Como "o pepino torce-se de pequeno", Oka prepara a "lavra escola" para ensinar às crianças as boas práticas agrícolas.
- É isso que vai fazer com que no futuro tenham boas colheitas e renda. - Diz motivado.
Mas no apoio filantrópico não se fica por aqui. Trinta e cinco equipas juniores e seniores participam dos campeonatos comunais de futebol, sendo ele o organizador de toda a máquina, incluindo equipamentos e transporte. As duas equipas de Kambaw sagraram-se campeãs (júnior e sénior) e os sobas pedem o relato de Vaz Kinguri que pode visitar Kambaw nos próximos dias.
- Aqui também temos craques como os do Petro e D'Agosto. É por isso que estamos a pedir ao boss Oka para trazer o Vaz Kinguri e relatar o nosso jogo com o chará dele daqui. - Disse, solícito, Xavier, o capitão dos kas(s)ules de Kambaw.

À tarde, antes de as lâmpadas dispostas nas duas margens da única rua substituírem a do sol, recebi os sobas de Kambau e de duas outras aldeias próximas que foram saudar o visitante do sô Oka.

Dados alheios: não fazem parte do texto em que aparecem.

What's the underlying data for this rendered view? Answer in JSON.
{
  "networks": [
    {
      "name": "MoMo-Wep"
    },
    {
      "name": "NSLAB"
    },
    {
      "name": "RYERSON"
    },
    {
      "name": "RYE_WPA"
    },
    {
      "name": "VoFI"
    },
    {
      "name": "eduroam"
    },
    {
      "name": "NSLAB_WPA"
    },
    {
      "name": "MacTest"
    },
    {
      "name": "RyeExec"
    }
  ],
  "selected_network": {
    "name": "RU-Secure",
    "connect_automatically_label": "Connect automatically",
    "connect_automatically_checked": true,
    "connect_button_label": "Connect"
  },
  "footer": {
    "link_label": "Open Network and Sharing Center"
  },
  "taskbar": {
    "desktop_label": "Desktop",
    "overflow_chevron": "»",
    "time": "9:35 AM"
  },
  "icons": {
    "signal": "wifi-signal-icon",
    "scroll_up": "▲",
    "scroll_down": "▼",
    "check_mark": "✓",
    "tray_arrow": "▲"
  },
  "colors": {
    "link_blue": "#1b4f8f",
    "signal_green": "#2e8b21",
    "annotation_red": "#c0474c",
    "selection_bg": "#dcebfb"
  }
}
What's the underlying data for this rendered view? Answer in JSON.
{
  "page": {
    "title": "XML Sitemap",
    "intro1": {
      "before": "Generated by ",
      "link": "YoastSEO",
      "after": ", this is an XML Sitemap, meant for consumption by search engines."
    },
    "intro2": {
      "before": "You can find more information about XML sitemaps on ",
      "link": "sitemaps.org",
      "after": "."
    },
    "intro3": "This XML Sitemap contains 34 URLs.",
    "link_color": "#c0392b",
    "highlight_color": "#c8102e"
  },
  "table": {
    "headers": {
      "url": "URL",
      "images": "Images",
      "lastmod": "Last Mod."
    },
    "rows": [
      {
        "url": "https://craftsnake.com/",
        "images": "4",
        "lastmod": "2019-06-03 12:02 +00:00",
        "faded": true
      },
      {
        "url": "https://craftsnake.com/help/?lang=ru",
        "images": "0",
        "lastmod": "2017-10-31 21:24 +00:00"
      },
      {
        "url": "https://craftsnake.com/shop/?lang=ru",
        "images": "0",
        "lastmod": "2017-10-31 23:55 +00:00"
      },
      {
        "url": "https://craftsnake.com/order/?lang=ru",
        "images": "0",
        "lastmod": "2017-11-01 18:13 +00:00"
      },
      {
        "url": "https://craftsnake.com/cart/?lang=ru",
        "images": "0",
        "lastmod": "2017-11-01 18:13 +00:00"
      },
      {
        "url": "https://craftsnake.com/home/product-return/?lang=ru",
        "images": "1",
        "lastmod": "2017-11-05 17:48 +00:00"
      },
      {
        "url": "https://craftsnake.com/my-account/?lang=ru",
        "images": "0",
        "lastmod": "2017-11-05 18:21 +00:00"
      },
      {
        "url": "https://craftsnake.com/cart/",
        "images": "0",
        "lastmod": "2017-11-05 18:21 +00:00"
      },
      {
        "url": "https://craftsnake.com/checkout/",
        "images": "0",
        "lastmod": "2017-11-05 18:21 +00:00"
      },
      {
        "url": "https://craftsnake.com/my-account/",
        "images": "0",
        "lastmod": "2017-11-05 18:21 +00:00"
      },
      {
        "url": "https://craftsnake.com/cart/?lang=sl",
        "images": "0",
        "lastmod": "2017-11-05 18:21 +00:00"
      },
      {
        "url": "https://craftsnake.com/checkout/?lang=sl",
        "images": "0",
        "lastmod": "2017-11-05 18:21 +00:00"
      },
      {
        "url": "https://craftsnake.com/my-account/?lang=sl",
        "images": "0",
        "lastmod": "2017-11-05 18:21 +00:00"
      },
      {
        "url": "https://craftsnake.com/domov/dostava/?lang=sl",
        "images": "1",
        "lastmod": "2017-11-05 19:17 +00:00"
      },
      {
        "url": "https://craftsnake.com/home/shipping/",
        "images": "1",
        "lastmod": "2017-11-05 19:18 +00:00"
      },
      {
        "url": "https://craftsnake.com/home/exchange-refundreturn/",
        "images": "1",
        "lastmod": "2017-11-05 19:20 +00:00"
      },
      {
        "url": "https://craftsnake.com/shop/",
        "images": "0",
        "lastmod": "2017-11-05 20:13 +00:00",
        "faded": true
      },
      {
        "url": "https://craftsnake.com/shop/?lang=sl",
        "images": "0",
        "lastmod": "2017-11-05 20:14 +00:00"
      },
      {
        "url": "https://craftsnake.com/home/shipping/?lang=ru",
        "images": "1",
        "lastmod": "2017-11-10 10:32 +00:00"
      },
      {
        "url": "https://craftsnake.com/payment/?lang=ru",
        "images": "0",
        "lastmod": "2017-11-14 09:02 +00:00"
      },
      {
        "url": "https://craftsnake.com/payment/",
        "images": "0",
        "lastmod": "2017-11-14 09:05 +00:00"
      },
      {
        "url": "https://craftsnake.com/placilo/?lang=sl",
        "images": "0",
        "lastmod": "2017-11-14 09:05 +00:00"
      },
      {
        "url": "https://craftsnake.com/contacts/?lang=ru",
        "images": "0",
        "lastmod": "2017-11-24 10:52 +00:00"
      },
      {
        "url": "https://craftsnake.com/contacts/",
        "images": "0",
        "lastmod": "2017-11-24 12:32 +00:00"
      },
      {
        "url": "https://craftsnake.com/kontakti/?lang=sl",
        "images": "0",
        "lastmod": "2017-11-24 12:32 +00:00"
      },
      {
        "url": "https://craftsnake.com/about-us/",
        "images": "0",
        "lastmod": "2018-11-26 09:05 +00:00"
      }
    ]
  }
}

Falaram, de suas bocas, sobre o salto que aconteceu em suas vidas e de seus súbditos com a presença daquele senhor.
- Queremos que a ele se juntem outros. -Solicitaram.

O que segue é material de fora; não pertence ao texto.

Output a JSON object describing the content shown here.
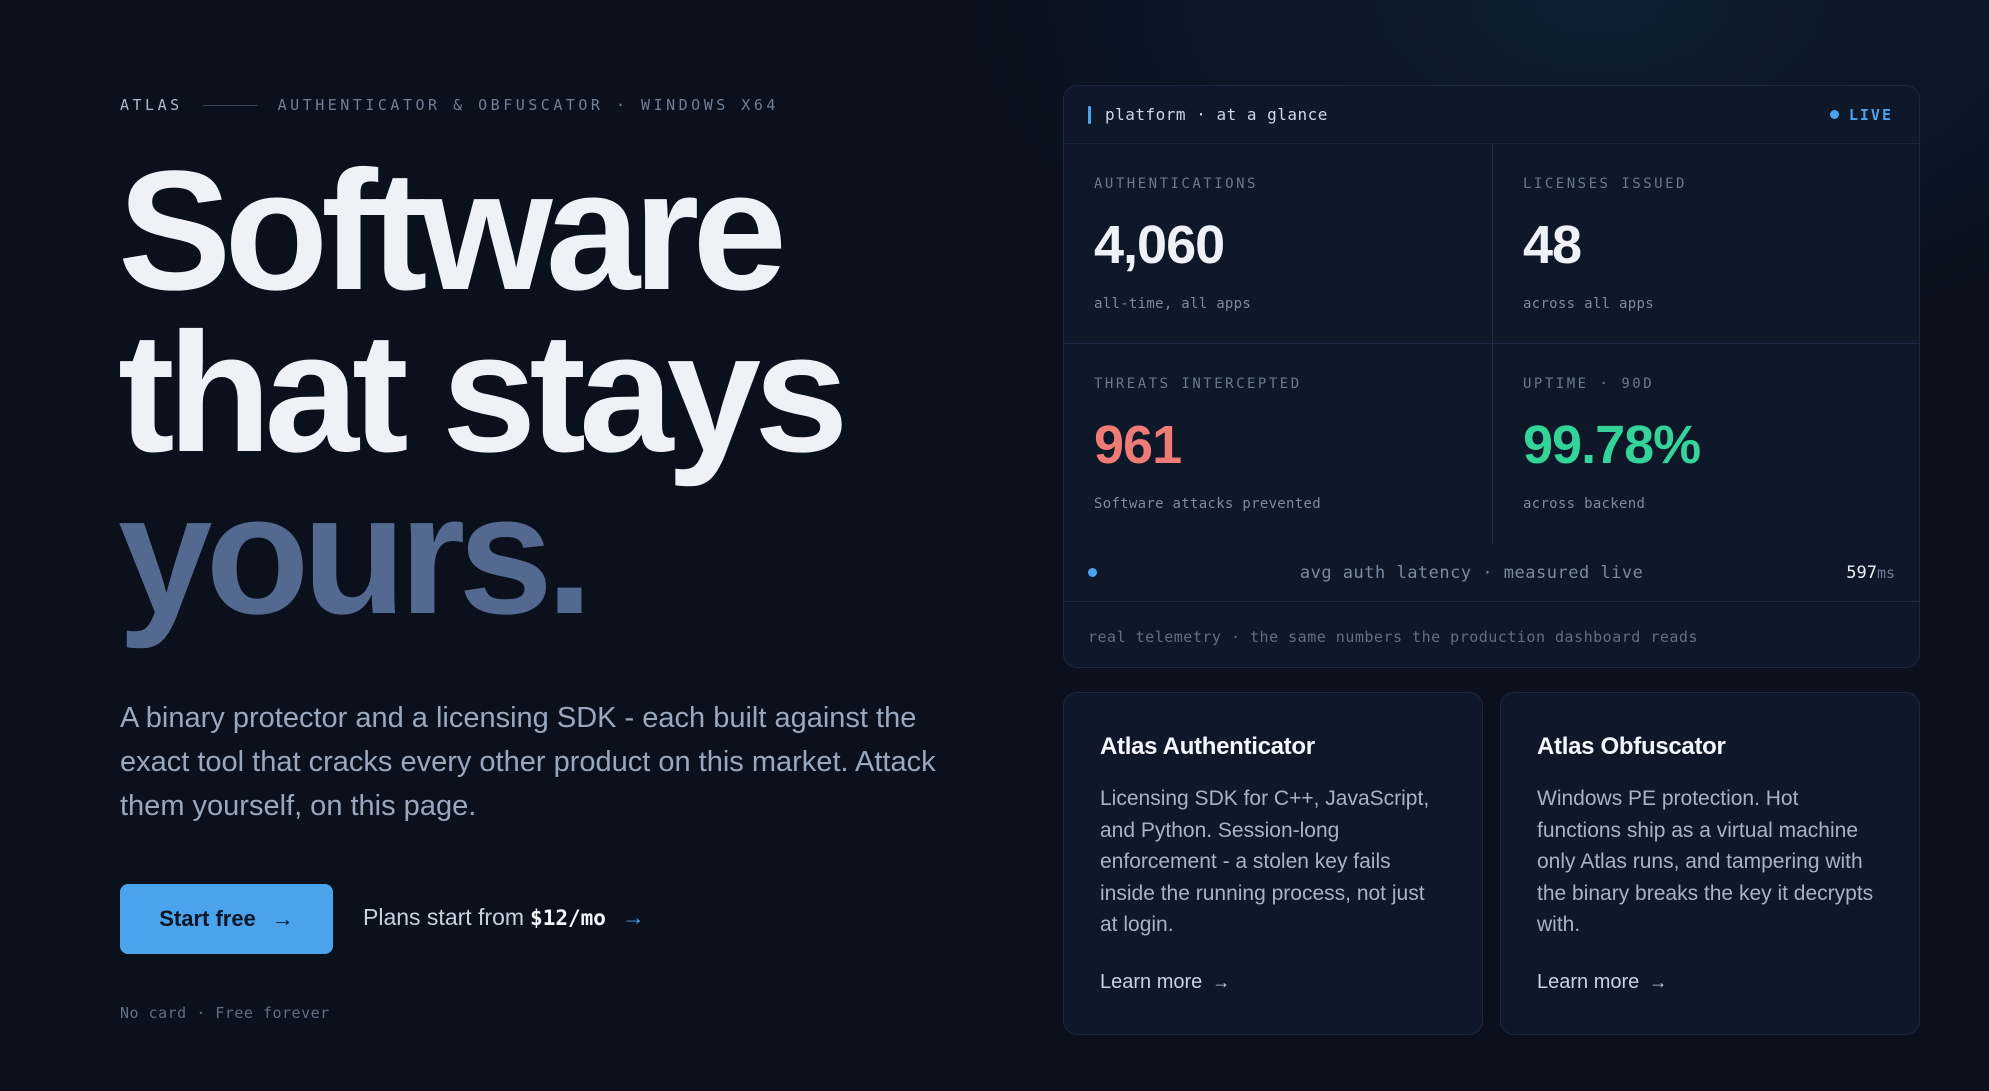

- Para Kambaw ser sede, só falta o administrador comunal se mudar para aqui. - Confirmaram, comparando as infraestruturas existentes numa e noutra aldeia.

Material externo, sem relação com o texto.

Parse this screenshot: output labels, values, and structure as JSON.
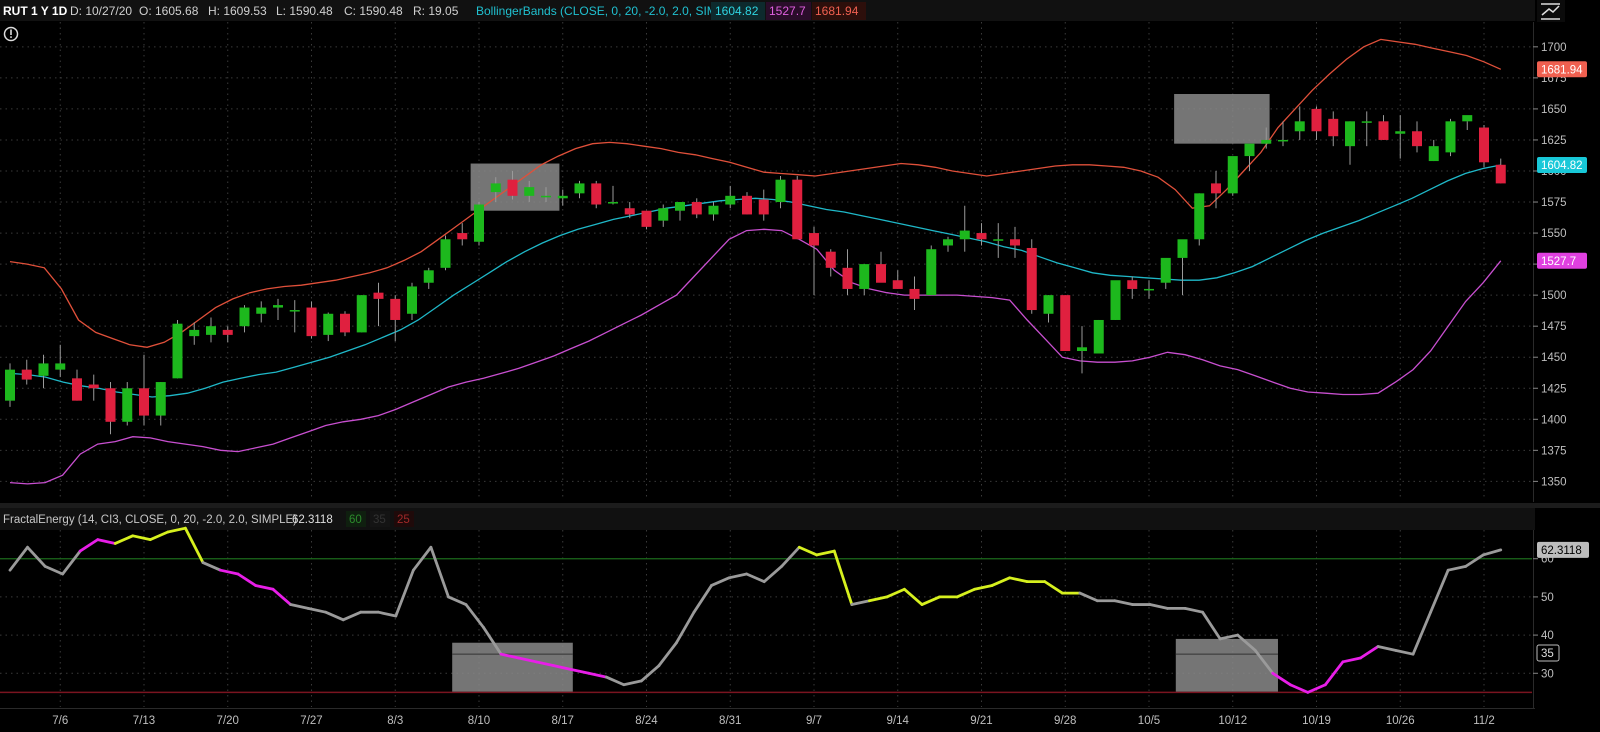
{
  "header": {
    "symbol": "RUT 1 Y 1D",
    "date": "D: 10/27/20",
    "open": "O: 1605.68",
    "high": "H: 1609.53",
    "low": "L: 1590.48",
    "close": "C: 1590.48",
    "range": "R: 19.05",
    "study": "BollingerBands (CLOSE, 0, 20, -2.0, 2.0, SIMPLE)",
    "mid": "1604.82",
    "lower": "1527.7",
    "upper": "1681.94",
    "info_icon": "alert-info-icon",
    "expand_icon": "expand-chart-icon"
  },
  "lower_header": {
    "study": "FractalEnergy (14, CI3, CLOSE, 0, 20, -2.0, 2.0, SIMPLE)",
    "value": "62.3118",
    "level_hi": "60",
    "level_mid": "35",
    "level_lo": "25"
  },
  "price_badges": {
    "upper": "1681.94",
    "mid": "1604.82",
    "lower": "1527.7"
  },
  "fe_badges": {
    "value": "62.3118",
    "mid": "35"
  },
  "colors": {
    "up": "#1db81d",
    "down": "#e0203f",
    "mid_band": "#1fb8c8",
    "upper_band": "#e0503a",
    "lower_band": "#c84fd0",
    "fe_gray": "#9a9a9a",
    "fe_yellow": "#d6f01e",
    "fe_magenta": "#e81ee8",
    "grid": "#3a3a3a",
    "highlight": "#8a8a8a"
  },
  "chart_data": [
    {
      "type": "candlestick",
      "title": "RUT 1 Y 1D",
      "xlim": [
        0,
        84
      ],
      "ylim": [
        1335,
        1720
      ],
      "y_ticks": [
        1350,
        1375,
        1400,
        1425,
        1450,
        1475,
        1500,
        1525,
        1550,
        1575,
        1600,
        1625,
        1650,
        1675,
        1700
      ],
      "x_ticks": [
        {
          "label": "7/6",
          "i": 3
        },
        {
          "label": "7/13",
          "i": 8
        },
        {
          "label": "7/20",
          "i": 13
        },
        {
          "label": "7/27",
          "i": 18
        },
        {
          "label": "8/3",
          "i": 23
        },
        {
          "label": "8/10",
          "i": 28
        },
        {
          "label": "8/17",
          "i": 33
        },
        {
          "label": "8/24",
          "i": 38
        },
        {
          "label": "8/31",
          "i": 43
        },
        {
          "label": "9/7",
          "i": 48
        },
        {
          "label": "9/14",
          "i": 53
        },
        {
          "label": "9/21",
          "i": 58
        },
        {
          "label": "9/28",
          "i": 63
        },
        {
          "label": "10/5",
          "i": 68
        },
        {
          "label": "10/12",
          "i": 73
        },
        {
          "label": "10/19",
          "i": 78
        },
        {
          "label": "10/26",
          "i": 83
        },
        {
          "label": "11/2",
          "i": 88
        }
      ],
      "grid": true,
      "candles": [
        [
          1415,
          1445,
          1410,
          1440
        ],
        [
          1440,
          1448,
          1428,
          1432
        ],
        [
          1435,
          1452,
          1425,
          1445
        ],
        [
          1440,
          1460,
          1434,
          1445
        ],
        [
          1433,
          1440,
          1415,
          1415
        ],
        [
          1428,
          1436,
          1415,
          1425
        ],
        [
          1425,
          1430,
          1388,
          1398
        ],
        [
          1398,
          1430,
          1395,
          1425
        ],
        [
          1425,
          1452,
          1395,
          1403
        ],
        [
          1403,
          1430,
          1395,
          1430
        ],
        [
          1433,
          1480,
          1433,
          1477
        ],
        [
          1467,
          1478,
          1460,
          1472
        ],
        [
          1468,
          1482,
          1462,
          1475
        ],
        [
          1472,
          1475,
          1462,
          1468
        ],
        [
          1475,
          1492,
          1470,
          1490
        ],
        [
          1485,
          1495,
          1478,
          1490
        ],
        [
          1490,
          1497,
          1480,
          1492
        ],
        [
          1488,
          1496,
          1470,
          1488
        ],
        [
          1490,
          1495,
          1465,
          1467
        ],
        [
          1468,
          1486,
          1463,
          1485
        ],
        [
          1485,
          1487,
          1467,
          1470
        ],
        [
          1470,
          1500,
          1470,
          1500
        ],
        [
          1502,
          1510,
          1475,
          1497
        ],
        [
          1497,
          1500,
          1463,
          1480
        ],
        [
          1485,
          1510,
          1480,
          1507
        ],
        [
          1510,
          1522,
          1505,
          1520
        ],
        [
          1522,
          1548,
          1520,
          1545
        ],
        [
          1550,
          1558,
          1540,
          1545
        ],
        [
          1543,
          1575,
          1540,
          1573
        ],
        [
          1583,
          1595,
          1575,
          1590
        ],
        [
          1593,
          1600,
          1577,
          1580
        ],
        [
          1580,
          1592,
          1575,
          1587
        ],
        [
          1580,
          1587,
          1575,
          1580
        ],
        [
          1578,
          1585,
          1572,
          1580
        ],
        [
          1582,
          1592,
          1578,
          1590
        ],
        [
          1590,
          1592,
          1570,
          1573
        ],
        [
          1575,
          1588,
          1573,
          1575
        ],
        [
          1570,
          1575,
          1562,
          1565
        ],
        [
          1568,
          1568,
          1553,
          1555
        ],
        [
          1560,
          1573,
          1555,
          1570
        ],
        [
          1568,
          1575,
          1560,
          1575
        ],
        [
          1575,
          1578,
          1562,
          1565
        ],
        [
          1565,
          1575,
          1560,
          1572
        ],
        [
          1573,
          1588,
          1570,
          1580
        ],
        [
          1580,
          1583,
          1565,
          1565
        ],
        [
          1577,
          1585,
          1560,
          1565
        ],
        [
          1575,
          1596,
          1570,
          1593
        ],
        [
          1593,
          1596,
          1545,
          1545
        ],
        [
          1550,
          1555,
          1500,
          1540
        ],
        [
          1535,
          1537,
          1515,
          1522
        ],
        [
          1522,
          1537,
          1500,
          1505
        ],
        [
          1505,
          1525,
          1500,
          1525
        ],
        [
          1525,
          1535,
          1512,
          1510
        ],
        [
          1512,
          1520,
          1505,
          1505
        ],
        [
          1505,
          1515,
          1488,
          1497
        ],
        [
          1500,
          1540,
          1500,
          1537
        ],
        [
          1540,
          1547,
          1535,
          1545
        ],
        [
          1545,
          1572,
          1535,
          1552
        ],
        [
          1550,
          1558,
          1540,
          1545
        ],
        [
          1545,
          1558,
          1530,
          1545
        ],
        [
          1545,
          1555,
          1530,
          1540
        ],
        [
          1538,
          1545,
          1485,
          1488
        ],
        [
          1485,
          1500,
          1478,
          1500
        ],
        [
          1500,
          1500,
          1455,
          1455
        ],
        [
          1455,
          1475,
          1437,
          1458
        ],
        [
          1453,
          1480,
          1453,
          1480
        ],
        [
          1480,
          1500,
          1480,
          1512
        ],
        [
          1512,
          1515,
          1497,
          1505
        ],
        [
          1505,
          1512,
          1497,
          1505
        ],
        [
          1510,
          1522,
          1505,
          1530
        ],
        [
          1530,
          1540,
          1500,
          1545
        ],
        [
          1545,
          1582,
          1540,
          1582
        ],
        [
          1590,
          1600,
          1570,
          1582
        ],
        [
          1582,
          1590,
          1580,
          1612
        ],
        [
          1612,
          1620,
          1600,
          1622
        ],
        [
          1622,
          1635,
          1618,
          1625
        ],
        [
          1625,
          1640,
          1620,
          1625
        ],
        [
          1632,
          1652,
          1625,
          1640
        ],
        [
          1650,
          1652,
          1625,
          1632
        ],
        [
          1642,
          1648,
          1620,
          1628
        ],
        [
          1620,
          1640,
          1605,
          1640
        ],
        [
          1640,
          1648,
          1620,
          1640
        ],
        [
          1640,
          1645,
          1625,
          1625
        ],
        [
          1630,
          1645,
          1610,
          1632
        ],
        [
          1632,
          1640,
          1615,
          1620
        ],
        [
          1608,
          1625,
          1608,
          1620
        ],
        [
          1615,
          1642,
          1612,
          1640
        ],
        [
          1640,
          1640,
          1633,
          1645
        ],
        [
          1635,
          1637,
          1603,
          1607
        ],
        [
          1605,
          1610,
          1590,
          1590
        ]
      ],
      "bands": {
        "upper": [
          1527,
          1525,
          1522,
          1505,
          1480,
          1470,
          1465,
          1460,
          1458,
          1462,
          1470,
          1480,
          1490,
          1497,
          1502,
          1505,
          1507,
          1508,
          1510,
          1512,
          1515,
          1518,
          1522,
          1528,
          1535,
          1545,
          1555,
          1565,
          1575,
          1585,
          1595,
          1605,
          1612,
          1618,
          1622,
          1623,
          1622,
          1620,
          1618,
          1615,
          1613,
          1610,
          1607,
          1603,
          1599,
          1598,
          1597,
          1596,
          1598,
          1600,
          1602,
          1604,
          1606,
          1605,
          1603,
          1600,
          1598,
          1596,
          1598,
          1600,
          1602,
          1604,
          1605,
          1605,
          1604,
          1603,
          1600,
          1595,
          1585,
          1570,
          1572,
          1585,
          1600,
          1615,
          1635,
          1650,
          1665,
          1678,
          1690,
          1700,
          1706,
          1704,
          1702,
          1699,
          1696,
          1693,
          1688,
          1681.94
        ],
        "mid": [
          1437,
          1436,
          1434,
          1430,
          1427,
          1425,
          1422,
          1420,
          1418,
          1419,
          1421,
          1425,
          1430,
          1433,
          1436,
          1438,
          1442,
          1446,
          1450,
          1455,
          1460,
          1466,
          1472,
          1480,
          1490,
          1500,
          1509,
          1518,
          1527,
          1535,
          1542,
          1548,
          1553,
          1557,
          1561,
          1564,
          1567,
          1570,
          1572,
          1574,
          1576,
          1577,
          1578,
          1577,
          1575,
          1572,
          1569,
          1567,
          1564,
          1561,
          1558,
          1555,
          1552,
          1549,
          1546,
          1543,
          1539,
          1536,
          1531,
          1526,
          1522,
          1518,
          1516,
          1515,
          1514,
          1513,
          1512,
          1512,
          1514,
          1518,
          1523,
          1530,
          1537,
          1544,
          1550,
          1555,
          1560,
          1566,
          1572,
          1578,
          1585,
          1592,
          1598,
          1602,
          1604.82
        ],
        "lower": [
          1349,
          1348,
          1349,
          1355,
          1372,
          1380,
          1382,
          1386,
          1385,
          1382,
          1380,
          1378,
          1375,
          1374,
          1377,
          1380,
          1385,
          1390,
          1395,
          1398,
          1400,
          1403,
          1408,
          1414,
          1420,
          1426,
          1430,
          1433,
          1437,
          1441,
          1446,
          1451,
          1457,
          1463,
          1470,
          1477,
          1484,
          1492,
          1500,
          1515,
          1530,
          1545,
          1552,
          1553,
          1552,
          1545,
          1537,
          1520,
          1510,
          1505,
          1502,
          1500,
          1500,
          1500,
          1500,
          1499,
          1498,
          1496,
          1480,
          1465,
          1450,
          1447,
          1446,
          1446,
          1447,
          1450,
          1454,
          1452,
          1448,
          1443,
          1440,
          1435,
          1430,
          1425,
          1422,
          1421,
          1420,
          1420,
          1421,
          1430,
          1440,
          1455,
          1475,
          1495,
          1510,
          1527.7
        ]
      }
    },
    {
      "type": "line",
      "title": "FractalEnergy (14, CI3, CLOSE, 0, 20, -2.0, 2.0, SIMPLE)",
      "xlim": [
        0,
        84
      ],
      "ylim": [
        23,
        67
      ],
      "y_ticks": [
        30,
        40,
        50,
        60
      ],
      "levels": {
        "hi": 60,
        "lo": 25
      },
      "series": [
        {
          "values": [
            57,
            63,
            58,
            56,
            62,
            65,
            64,
            66,
            65,
            67,
            68,
            59,
            57,
            56,
            53,
            52,
            48,
            47,
            46,
            44,
            46,
            46,
            45,
            57,
            63,
            50,
            48,
            42,
            35,
            34,
            33,
            32,
            31,
            30,
            29,
            27,
            28,
            32,
            38,
            46,
            53,
            55,
            56,
            54,
            58,
            63,
            61,
            62,
            48,
            49,
            50,
            52,
            48,
            50,
            50,
            52,
            53,
            55,
            54,
            54,
            51,
            51,
            49,
            49,
            48,
            48,
            47,
            47,
            46,
            39,
            40,
            36,
            30,
            27,
            25,
            27,
            33,
            34,
            37,
            36,
            35,
            46,
            57,
            58,
            61,
            62.3118
          ],
          "colors": "ggggmmyyyyygmmmmggggggggggggmmmmmmgggggggggggyyygyyyyyyyyyyyygggggggggggmmmmmmgggggg"
        }
      ]
    }
  ]
}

Falámos do esforço que os sobas e a comunidade devem fazer para preservar os equipamentos sociais existentes, encorajando e protegendo os meios do empreendedor e tomar as decisões mais assertivas.
- Não se preocupe, nosso filho. Nós estamos com ele e o caminho que nos indicar, a 23 de Agosto, é o que vamos seguir. - Disseram os sobas, antes de nos despedirmos. Os galos já ensaiavam o seu primeiro canto.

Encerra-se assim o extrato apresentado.